Is this probably just like peanut butter from one of the major peanut butter manufacturers, and then NIST just carefully measured and tested it?
> This Standard Reference Material (SRM) is intended primarily for use in validating methods for determining proximates, fatty acids, calories, vitamins, elements, amino acids, and aflatoxins in peanut butter and similar matrices. This SRM can also be used for quality assurance when assigning values to in-house reference materials.
> SRM 2387 IS INTENDED FOR LABORATORY USE ONLY, NOT FOR HUMAN CONSUMPTION.
> The SRM is a creamy peanut butter prepared by a manufacturer of peanut butter products.
> Source and Preparation: SRM 2387 is creamy peanut butter containing roasted peanuts, sugar, partially hydrogenated vegetable oils (48 % rapeseed, 40 % cottonseed, and 12 % soybean oil), and salt, and was prepared for NIST as part of a larger production run.
> An ordinary jar of peanut butter costs less than $5. And on the label you can see the ingredients and the amounts of different nutrients like protein, fats, sugar, and sodium. Those values have been measured by the manufacturer using different machines and analytical techniques. But how do you know those results are accurate? Well, this is where the government's standard jar of peanut butter comes in. It is mixed up so carefully and thoroughly that each jar contains exactly the same substance.
> "We take great pains at homogenizing these things.
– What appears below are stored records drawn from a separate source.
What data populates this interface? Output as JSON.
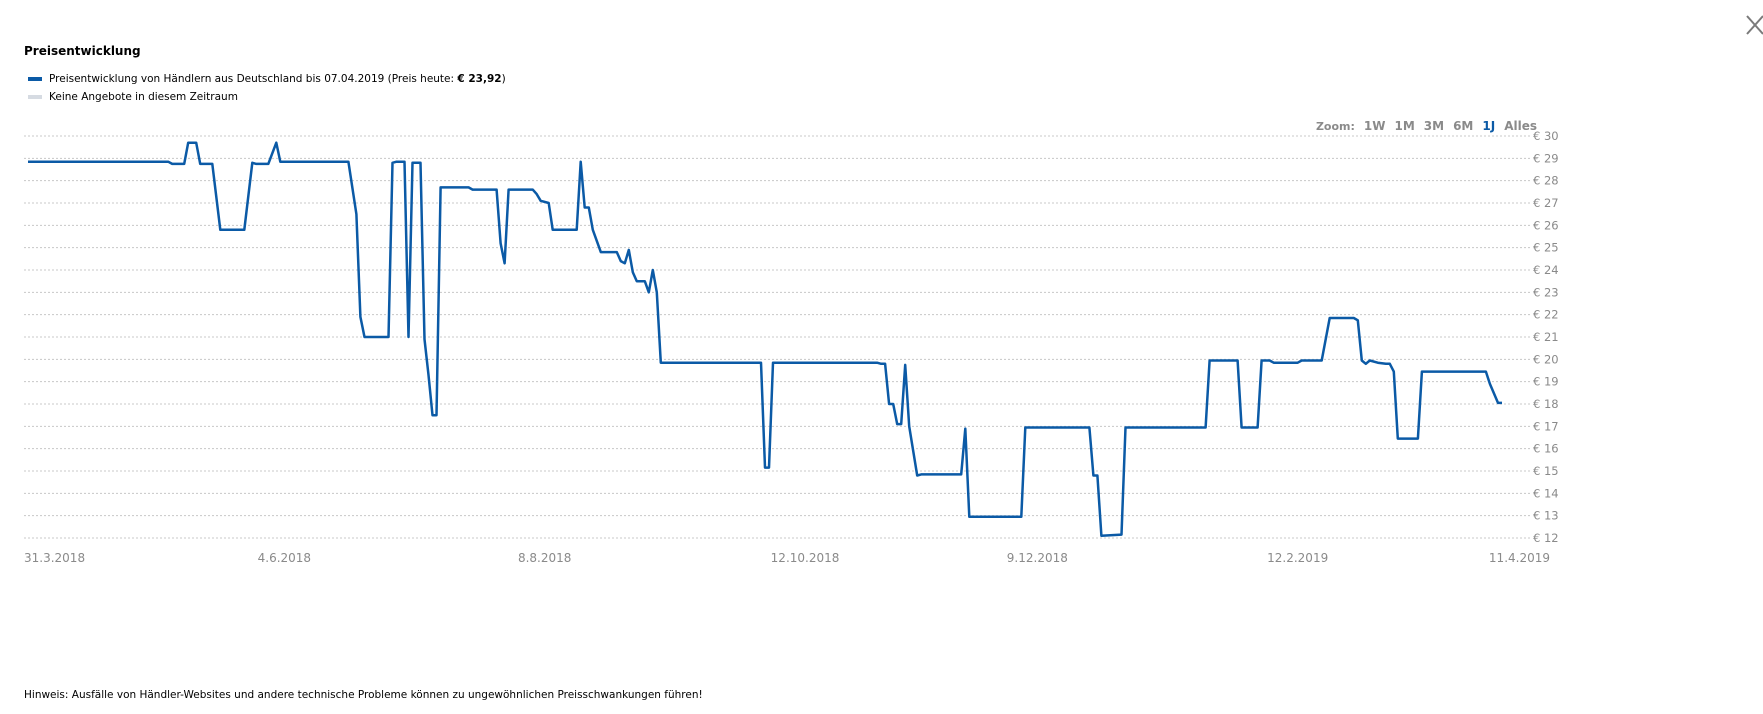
{
  "title": "Preisentwicklung",
  "legend": {
    "series_prefix": "Preisentwicklung von Händlern aus Deutschland bis 07.04.2019 (Preis heute: ",
    "series_price": "€ 23,92",
    "series_suffix": ")",
    "no_offers": "Keine Angebote in diesem Zeitraum"
  },
  "zoom": {
    "label": "Zoom:",
    "buttons": [
      "1W",
      "1M",
      "3M",
      "6M",
      "1J",
      "Alles"
    ],
    "active": "1J"
  },
  "footer": "Hinweis: Ausfälle von Händler-Websites und andere technische Probleme können zu ungewöhnlichen Preisschwankungen führen!",
  "colors": {
    "series": "#0b5aa6",
    "no_offers": "#d6dbe2",
    "grid": "#c8c8c8",
    "axis_text": "#8a8a8a"
  },
  "chart_data": {
    "type": "line",
    "x_axis": {
      "type": "date",
      "min": "2018-03-31",
      "max": "2019-04-11",
      "tick_labels": [
        "31.3.2018",
        "4.6.2018",
        "8.8.2018",
        "12.10.2018",
        "9.12.2018",
        "12.2.2019",
        "11.4.2019"
      ],
      "tick_dates": [
        "2018-03-31",
        "2018-06-04",
        "2018-08-08",
        "2018-10-12",
        "2018-12-09",
        "2019-02-12",
        "2019-04-11"
      ]
    },
    "y_axis": {
      "min": 12,
      "max": 30,
      "ticks": [
        12,
        13,
        14,
        15,
        16,
        17,
        18,
        19,
        20,
        21,
        22,
        23,
        24,
        25,
        26,
        27,
        28,
        29,
        30
      ],
      "tick_prefix": "€ ",
      "position": "right",
      "grid": true
    },
    "series": [
      {
        "name": "Preisentwicklung von Händlern aus Deutschland bis 07.04.2019",
        "points": [
          [
            "2018-04-01",
            28.85
          ],
          [
            "2018-05-06",
            28.85
          ],
          [
            "2018-05-07",
            28.75
          ],
          [
            "2018-05-10",
            28.75
          ],
          [
            "2018-05-11",
            29.7
          ],
          [
            "2018-05-13",
            29.7
          ],
          [
            "2018-05-14",
            28.75
          ],
          [
            "2018-05-17",
            28.75
          ],
          [
            "2018-05-19",
            25.8
          ],
          [
            "2018-05-25",
            25.8
          ],
          [
            "2018-05-27",
            28.8
          ],
          [
            "2018-05-28",
            28.75
          ],
          [
            "2018-05-31",
            28.75
          ],
          [
            "2018-06-02",
            29.7
          ],
          [
            "2018-06-03",
            28.85
          ],
          [
            "2018-06-20",
            28.85
          ],
          [
            "2018-06-22",
            26.5
          ],
          [
            "2018-06-23",
            21.9
          ],
          [
            "2018-06-24",
            21.0
          ],
          [
            "2018-06-30",
            21.0
          ],
          [
            "2018-07-01",
            28.8
          ],
          [
            "2018-07-02",
            28.85
          ],
          [
            "2018-07-04",
            28.85
          ],
          [
            "2018-07-05",
            21.0
          ],
          [
            "2018-07-06",
            28.8
          ],
          [
            "2018-07-08",
            28.8
          ],
          [
            "2018-07-09",
            20.9
          ],
          [
            "2018-07-10",
            19.3
          ],
          [
            "2018-07-11",
            17.5
          ],
          [
            "2018-07-12",
            17.5
          ],
          [
            "2018-07-13",
            27.7
          ],
          [
            "2018-07-20",
            27.7
          ],
          [
            "2018-07-21",
            27.6
          ],
          [
            "2018-07-27",
            27.6
          ],
          [
            "2018-07-28",
            25.2
          ],
          [
            "2018-07-29",
            24.3
          ],
          [
            "2018-07-30",
            27.6
          ],
          [
            "2018-08-05",
            27.6
          ],
          [
            "2018-08-06",
            27.4
          ],
          [
            "2018-08-07",
            27.1
          ],
          [
            "2018-08-09",
            27.0
          ],
          [
            "2018-08-10",
            25.8
          ],
          [
            "2018-08-16",
            25.8
          ],
          [
            "2018-08-17",
            28.85
          ],
          [
            "2018-08-18",
            26.8
          ],
          [
            "2018-08-19",
            26.8
          ],
          [
            "2018-08-20",
            25.8
          ],
          [
            "2018-08-22",
            24.8
          ],
          [
            "2018-08-26",
            24.8
          ],
          [
            "2018-08-27",
            24.4
          ],
          [
            "2018-08-28",
            24.3
          ],
          [
            "2018-08-29",
            24.9
          ],
          [
            "2018-08-30",
            23.9
          ],
          [
            "2018-08-31",
            23.5
          ],
          [
            "2018-09-02",
            23.5
          ],
          [
            "2018-09-03",
            23.0
          ],
          [
            "2018-09-04",
            24.0
          ],
          [
            "2018-09-05",
            23.0
          ],
          [
            "2018-09-06",
            19.85
          ],
          [
            "2018-10-01",
            19.85
          ],
          [
            "2018-10-02",
            15.15
          ],
          [
            "2018-10-03",
            15.15
          ],
          [
            "2018-10-04",
            19.85
          ],
          [
            "2018-10-30",
            19.85
          ],
          [
            "2018-10-31",
            19.8
          ],
          [
            "2018-11-01",
            19.8
          ],
          [
            "2018-11-02",
            18.0
          ],
          [
            "2018-11-03",
            18.0
          ],
          [
            "2018-11-04",
            17.1
          ],
          [
            "2018-11-05",
            17.1
          ],
          [
            "2018-11-06",
            19.75
          ],
          [
            "2018-11-07",
            17.0
          ],
          [
            "2018-11-09",
            14.8
          ],
          [
            "2018-11-10",
            14.85
          ],
          [
            "2018-11-20",
            14.85
          ],
          [
            "2018-11-21",
            16.9
          ],
          [
            "2018-11-22",
            12.95
          ],
          [
            "2018-12-05",
            12.95
          ],
          [
            "2018-12-06",
            16.95
          ],
          [
            "2018-12-22",
            16.95
          ],
          [
            "2018-12-23",
            14.8
          ],
          [
            "2018-12-24",
            14.8
          ],
          [
            "2018-12-25",
            12.1
          ],
          [
            "2018-12-30",
            12.15
          ],
          [
            "2018-12-31",
            16.95
          ],
          [
            "2019-01-20",
            16.95
          ],
          [
            "2019-01-21",
            19.95
          ],
          [
            "2019-01-28",
            19.95
          ],
          [
            "2019-01-29",
            16.95
          ],
          [
            "2019-02-02",
            16.95
          ],
          [
            "2019-02-03",
            19.95
          ],
          [
            "2019-02-05",
            19.95
          ],
          [
            "2019-02-06",
            19.85
          ],
          [
            "2019-02-12",
            19.85
          ],
          [
            "2019-02-13",
            19.95
          ],
          [
            "2019-02-18",
            19.95
          ],
          [
            "2019-02-20",
            21.85
          ],
          [
            "2019-02-26",
            21.85
          ],
          [
            "2019-02-27",
            21.75
          ],
          [
            "2019-02-28",
            19.95
          ],
          [
            "2019-03-01",
            19.8
          ],
          [
            "2019-03-02",
            19.95
          ],
          [
            "2019-03-04",
            19.85
          ],
          [
            "2019-03-06",
            19.8
          ],
          [
            "2019-03-07",
            19.8
          ],
          [
            "2019-03-08",
            19.45
          ],
          [
            "2019-03-09",
            16.45
          ],
          [
            "2019-03-14",
            16.45
          ],
          [
            "2019-03-15",
            19.45
          ],
          [
            "2019-03-31",
            19.45
          ],
          [
            "2019-04-01",
            18.9
          ],
          [
            "2019-04-03",
            18.05
          ],
          [
            "2019-04-04",
            18.05
          ],
          [
            "2019-01-20",
            null
          ]
        ]
      }
    ]
  }
}
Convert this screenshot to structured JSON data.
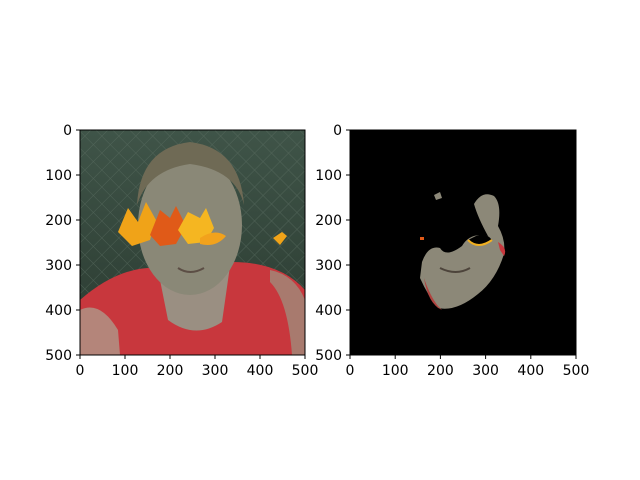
{
  "figure": {
    "background": "#ffffff"
  },
  "chart_data": [
    {
      "type": "image",
      "title": "",
      "xlabel": "",
      "ylabel": "",
      "xlim": [
        0,
        500
      ],
      "ylim": [
        500,
        0
      ],
      "xticks": [
        0,
        100,
        200,
        300,
        400,
        500
      ],
      "yticks": [
        0,
        100,
        200,
        300,
        400,
        500
      ],
      "grid": false,
      "content": "photo of a person's face in a red top with autumn leaves overlaid across the eyes"
    },
    {
      "type": "image",
      "title": "",
      "xlabel": "",
      "ylabel": "",
      "xlim": [
        0,
        500
      ],
      "ylim": [
        500,
        0
      ],
      "xticks": [
        0,
        100,
        200,
        300,
        400,
        500
      ],
      "yticks": [
        0,
        100,
        200,
        300,
        400,
        500
      ],
      "grid": false,
      "background": "#000000",
      "content": "segmentation mask: only the skin region of the face is visible on black"
    }
  ]
}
Make sure it's consistent."
> Then scientists at the National Institute of Standards and Technology, NIST, take years to painstakingly identify the quantities of all the different compounds in the peanut butter with specified uncertainties. This peanut butter is then known as a standard reference material or SRM. They sell these perfectly characterized SRM samples of peanut butter to researchers and manufacturers so they can calibrate their equipment. Essentially, the buyer knows that their equipment is working properly if, when they run the standard peanut butter, they get the values NIST supplies on the certificate.
> "We've spent a lot of time to make sure that we're confident and, you know, we can spend years studying the amount of fat in here and trying to figure out exactly what those numbers are."
> So what you're paying for is not really the peanut butter, it's the knowledge of exactly what is in the peanut butter.
> "And so this is what really drives the cost of a standard reference material is our ability to assert the truth. We produce what I call truth in a bottle."